The first thing to understand then is that the DEA and its units abroad are legally mandated exclusively to work in cooperative relationships toward US law enforcement goals. The investigations carried out abroad “are to support the domestic operations of the DEA and develop investigative cases against the most important drug trafficking organizations in the illicit drug market in the United States,” says the Department of Justice.

There is no formal interest or mandate to improve security in the host country, nor to dismantle networks or processes of violence and crime that are primarily domestic. There’s an inherent tension between the national priorities of the US government and the government in the country in which it operates. Enforcement of US law in national territory should not be the priority of a sovereign government outside the US. So the imposition–by agreement, manipulation or whatever reason–of this type of foreign operations in its territory is not only a problem of violation of sovereignty, it is an arrangement between two asymmetrical powers that undermines the possibility of the host country to establish and carry out its own security policy appropriate to its priorities. This conflict and its results have been evident in the last decades of expansion of the DEA in Mexico.

The second big problem is the model of intervention. The DEA applies a model called “the kingpin strategy” of killing or arresting the big bosses as a way to dismantle the cartel, selecting the cartels where it concentrates its efforts and thus empowering others. Carlos Pérez Ricart, a CIDE investigator and author of a forthcoming book on the DEA in Mexico, said in an interview in Hecho en América:

“In general, the Sensitive Investigation Units have been the spearhead, the mechanism from which the DEA has managed to transfer its Kingpin Strategy policy to Mexico, its strategy of reaching capos in particular, which all the literature on organized crime and specialist security has not ceased to qualify as nefarious and opposed to national interests.” He points out that the strategy has not reduced the flow of prohibited drugs to the United States and the fragmentation of the cartels that results from its application of this strategy has led to violence and “has stimulated widespread violations of human rights in Mexico.”

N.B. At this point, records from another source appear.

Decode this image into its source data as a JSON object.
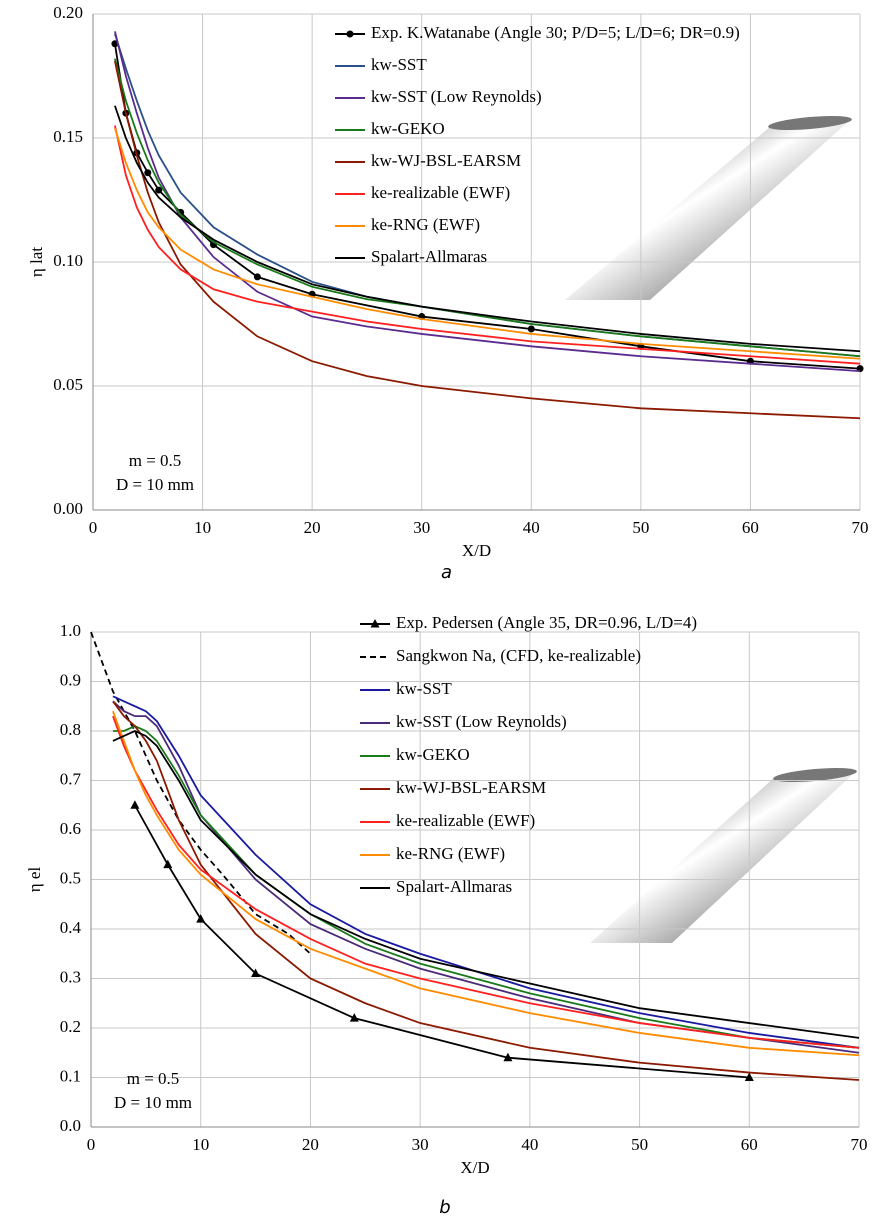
{
  "chart_data": [
    {
      "type": "line",
      "panel_label": "a",
      "xlabel": "X/D",
      "ylabel": "η lat",
      "annotations": [
        "m = 0.5",
        "D = 10 mm"
      ],
      "xlim": [
        0,
        70
      ],
      "xticks": [
        0,
        10,
        20,
        30,
        40,
        50,
        60,
        70
      ],
      "ylim": [
        0,
        0.2
      ],
      "yticks": [
        {
          "value": 0,
          "label": "0.00"
        },
        {
          "value": 0.05,
          "label": "0.05"
        },
        {
          "value": 0.1,
          "label": "0.10"
        },
        {
          "value": 0.15,
          "label": "0.15"
        },
        {
          "value": 0.2,
          "label": "0.20"
        }
      ],
      "grid": true,
      "legend": "top-right",
      "series": [
        {
          "name": "Exp. K.Watanabe (Angle 30; P/D=5; L/D=6; DR=0.9)",
          "color": "#000000",
          "marker": "circle",
          "x": [
            2,
            3,
            4,
            5,
            6,
            8,
            11,
            15,
            20,
            30,
            40,
            50,
            60,
            70
          ],
          "values": [
            0.188,
            0.16,
            0.144,
            0.136,
            0.129,
            0.12,
            0.107,
            0.094,
            0.087,
            0.078,
            0.073,
            0.066,
            0.06,
            0.057
          ]
        },
        {
          "name": "kw-SST",
          "color": "#2a4f8a",
          "x": [
            2,
            3,
            4,
            5,
            6,
            8,
            11,
            15,
            20,
            25,
            30,
            40,
            50,
            60,
            70
          ],
          "values": [
            0.192,
            0.178,
            0.165,
            0.153,
            0.143,
            0.128,
            0.114,
            0.103,
            0.092,
            0.086,
            0.082,
            0.075,
            0.07,
            0.066,
            0.062
          ]
        },
        {
          "name": "kw-SST (Low Reynolds)",
          "color": "#5b2c8f",
          "x": [
            2,
            3,
            4,
            5,
            6,
            8,
            11,
            15,
            20,
            25,
            30,
            40,
            50,
            60,
            70
          ],
          "values": [
            0.193,
            0.175,
            0.16,
            0.146,
            0.134,
            0.118,
            0.102,
            0.088,
            0.078,
            0.074,
            0.071,
            0.066,
            0.062,
            0.059,
            0.056
          ]
        },
        {
          "name": "kw-GEKO",
          "color": "#1a7a1a",
          "x": [
            2,
            3,
            4,
            5,
            6,
            8,
            11,
            15,
            20,
            25,
            30,
            40,
            50,
            60,
            70
          ],
          "values": [
            0.182,
            0.165,
            0.152,
            0.141,
            0.132,
            0.119,
            0.108,
            0.099,
            0.09,
            0.085,
            0.082,
            0.075,
            0.07,
            0.066,
            0.062
          ]
        },
        {
          "name": "kw-WJ-BSL-EARSM",
          "color": "#8b1a00",
          "x": [
            2,
            3,
            4,
            5,
            6,
            8,
            11,
            15,
            20,
            25,
            30,
            40,
            50,
            60,
            70
          ],
          "values": [
            0.181,
            0.16,
            0.143,
            0.128,
            0.116,
            0.099,
            0.084,
            0.07,
            0.06,
            0.054,
            0.05,
            0.045,
            0.041,
            0.039,
            0.037
          ]
        },
        {
          "name": "ke-realizable (EWF)",
          "color": "#ff2020",
          "x": [
            2,
            3,
            4,
            5,
            6,
            8,
            11,
            15,
            20,
            25,
            30,
            40,
            50,
            60,
            70
          ],
          "values": [
            0.155,
            0.135,
            0.122,
            0.113,
            0.106,
            0.097,
            0.089,
            0.084,
            0.08,
            0.076,
            0.073,
            0.068,
            0.065,
            0.062,
            0.059
          ]
        },
        {
          "name": "ke-RNG (EWF)",
          "color": "#ff8c00",
          "x": [
            2,
            3,
            4,
            5,
            6,
            8,
            11,
            15,
            20,
            25,
            30,
            40,
            50,
            60,
            70
          ],
          "values": [
            0.154,
            0.14,
            0.129,
            0.12,
            0.114,
            0.105,
            0.097,
            0.091,
            0.086,
            0.081,
            0.077,
            0.071,
            0.067,
            0.064,
            0.061
          ]
        },
        {
          "name": "Spalart-Allmaras",
          "color": "#000000",
          "x": [
            2,
            3,
            4,
            5,
            6,
            8,
            11,
            15,
            20,
            25,
            30,
            40,
            50,
            60,
            70
          ],
          "values": [
            0.163,
            0.15,
            0.14,
            0.132,
            0.126,
            0.118,
            0.109,
            0.1,
            0.091,
            0.086,
            0.082,
            0.076,
            0.071,
            0.067,
            0.064
          ]
        }
      ]
    },
    {
      "type": "line",
      "panel_label": "b",
      "xlabel": "X/D",
      "ylabel": "η el",
      "annotations": [
        "m = 0.5",
        "D = 10 mm"
      ],
      "xlim": [
        0,
        70
      ],
      "xticks": [
        0,
        10,
        20,
        30,
        40,
        50,
        60,
        70
      ],
      "ylim": [
        0,
        1
      ],
      "yticks": [
        {
          "value": 0,
          "label": "0.0"
        },
        0.1,
        0.2,
        0.3,
        0.4,
        0.5,
        0.6,
        0.7,
        0.8,
        0.9,
        {
          "value": 1,
          "label": "1.0"
        }
      ],
      "grid": true,
      "legend": "top-right",
      "series": [
        {
          "name": "Exp. Pedersen (Angle 35, DR=0.96, L/D=4)",
          "color": "#000000",
          "marker": "triangle",
          "x": [
            4,
            7,
            10,
            15,
            24,
            38,
            60
          ],
          "values": [
            0.65,
            0.53,
            0.42,
            0.31,
            0.22,
            0.14,
            0.1
          ]
        },
        {
          "name": "Sangkwon Na, (CFD, ke-realizable)",
          "color": "#000000",
          "dash": true,
          "x": [
            0,
            2,
            4,
            6,
            8,
            10,
            12,
            15,
            18,
            20
          ],
          "values": [
            1.0,
            0.88,
            0.8,
            0.7,
            0.62,
            0.56,
            0.51,
            0.43,
            0.39,
            0.35
          ]
        },
        {
          "name": "kw-SST",
          "color": "#1a1aa0",
          "x": [
            2,
            3,
            4,
            5,
            6,
            8,
            10,
            15,
            20,
            25,
            30,
            40,
            50,
            60,
            70
          ],
          "values": [
            0.87,
            0.86,
            0.85,
            0.84,
            0.82,
            0.75,
            0.67,
            0.55,
            0.45,
            0.39,
            0.35,
            0.28,
            0.23,
            0.19,
            0.16
          ]
        },
        {
          "name": "kw-SST (Low Reynolds)",
          "color": "#4b2a7a",
          "x": [
            2,
            3,
            4,
            5,
            6,
            8,
            10,
            15,
            20,
            25,
            30,
            40,
            50,
            60,
            70
          ],
          "values": [
            0.86,
            0.84,
            0.83,
            0.83,
            0.81,
            0.73,
            0.63,
            0.5,
            0.41,
            0.36,
            0.32,
            0.26,
            0.21,
            0.18,
            0.15
          ]
        },
        {
          "name": "kw-GEKO",
          "color": "#1a7a1a",
          "x": [
            2,
            3,
            4,
            5,
            6,
            8,
            10,
            15,
            20,
            25,
            30,
            40,
            50,
            60,
            70
          ],
          "values": [
            0.8,
            0.8,
            0.81,
            0.8,
            0.78,
            0.71,
            0.63,
            0.51,
            0.43,
            0.37,
            0.33,
            0.27,
            0.22,
            0.18,
            0.16
          ]
        },
        {
          "name": "kw-WJ-BSL-EARSM",
          "color": "#8b1a00",
          "x": [
            2,
            3,
            4,
            5,
            6,
            8,
            10,
            15,
            20,
            25,
            30,
            40,
            50,
            60,
            70
          ],
          "values": [
            0.86,
            0.83,
            0.81,
            0.78,
            0.74,
            0.62,
            0.53,
            0.39,
            0.3,
            0.25,
            0.21,
            0.16,
            0.13,
            0.11,
            0.095
          ]
        },
        {
          "name": "ke-realizable (EWF)",
          "color": "#ff2020",
          "x": [
            2,
            3,
            4,
            5,
            6,
            8,
            10,
            15,
            20,
            25,
            30,
            40,
            50,
            60,
            70
          ],
          "values": [
            0.83,
            0.77,
            0.72,
            0.68,
            0.64,
            0.57,
            0.52,
            0.44,
            0.38,
            0.33,
            0.3,
            0.25,
            0.21,
            0.18,
            0.16
          ]
        },
        {
          "name": "ke-RNG (EWF)",
          "color": "#ff8c00",
          "x": [
            2,
            3,
            4,
            5,
            6,
            8,
            10,
            15,
            20,
            25,
            30,
            40,
            50,
            60,
            70
          ],
          "values": [
            0.84,
            0.78,
            0.72,
            0.67,
            0.63,
            0.56,
            0.51,
            0.42,
            0.36,
            0.32,
            0.28,
            0.23,
            0.19,
            0.16,
            0.145
          ]
        },
        {
          "name": "Spalart-Allmaras",
          "color": "#000000",
          "x": [
            2,
            3,
            4,
            5,
            6,
            8,
            10,
            15,
            20,
            25,
            30,
            40,
            50,
            60,
            70
          ],
          "values": [
            0.78,
            0.79,
            0.8,
            0.79,
            0.77,
            0.7,
            0.62,
            0.51,
            0.43,
            0.38,
            0.34,
            0.29,
            0.24,
            0.21,
            0.18
          ]
        }
      ]
    }
  ]
}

The U.S. reporter Keegan Hamilton published an article with the title “The DEA’s Elite Police Unit in Mexico was Actually Dirty as Hell”, pointing to not only the proven corruption among its leaders, but also inside information from active and retired agents. “I think in the specific context of SIU as well, that reflects a deeply broken system that has spiraled out of control for many years,” he said in an interview with the Americas Program.

The DEA in Mexico: What is it good for?

The experts’ analysis and our own research at the Americas Program come together on one fundamental point—the problem goes beyond the SIUs. The DEA’s mode of operation involves a dangerous game of playing one cartel against another, of protecting certain members as informants and arresting others as pieces of the strategy, when in reality the protected witness is often just as violent and guilty as the target. It leads to deadly information leaks and revenge cycles, complicity that corrupts, and “successes” in the arrest or murder of targets that lead to an increase in violence against society.

If the expulsion of the SIU causes tensions in this form of cooperation with the DEA, it is to be celebrated. Many years ago, both countries should have stopped along the way to assess the disastrous results of this model. Now that the official line is that the Mérida Initiative– the broad framework of binational cooperation in security matters since 2007– has ended, the challenge is to apply that in practice and not leave it as a mere political declaration.

This implies ending the war on drugs and the kingpin strategy and starting to put human, demilitarized and sustainable human security first. There are obvious inertias and hidden interests in the binational relationship that prevent this urgent goal from becoming a reality.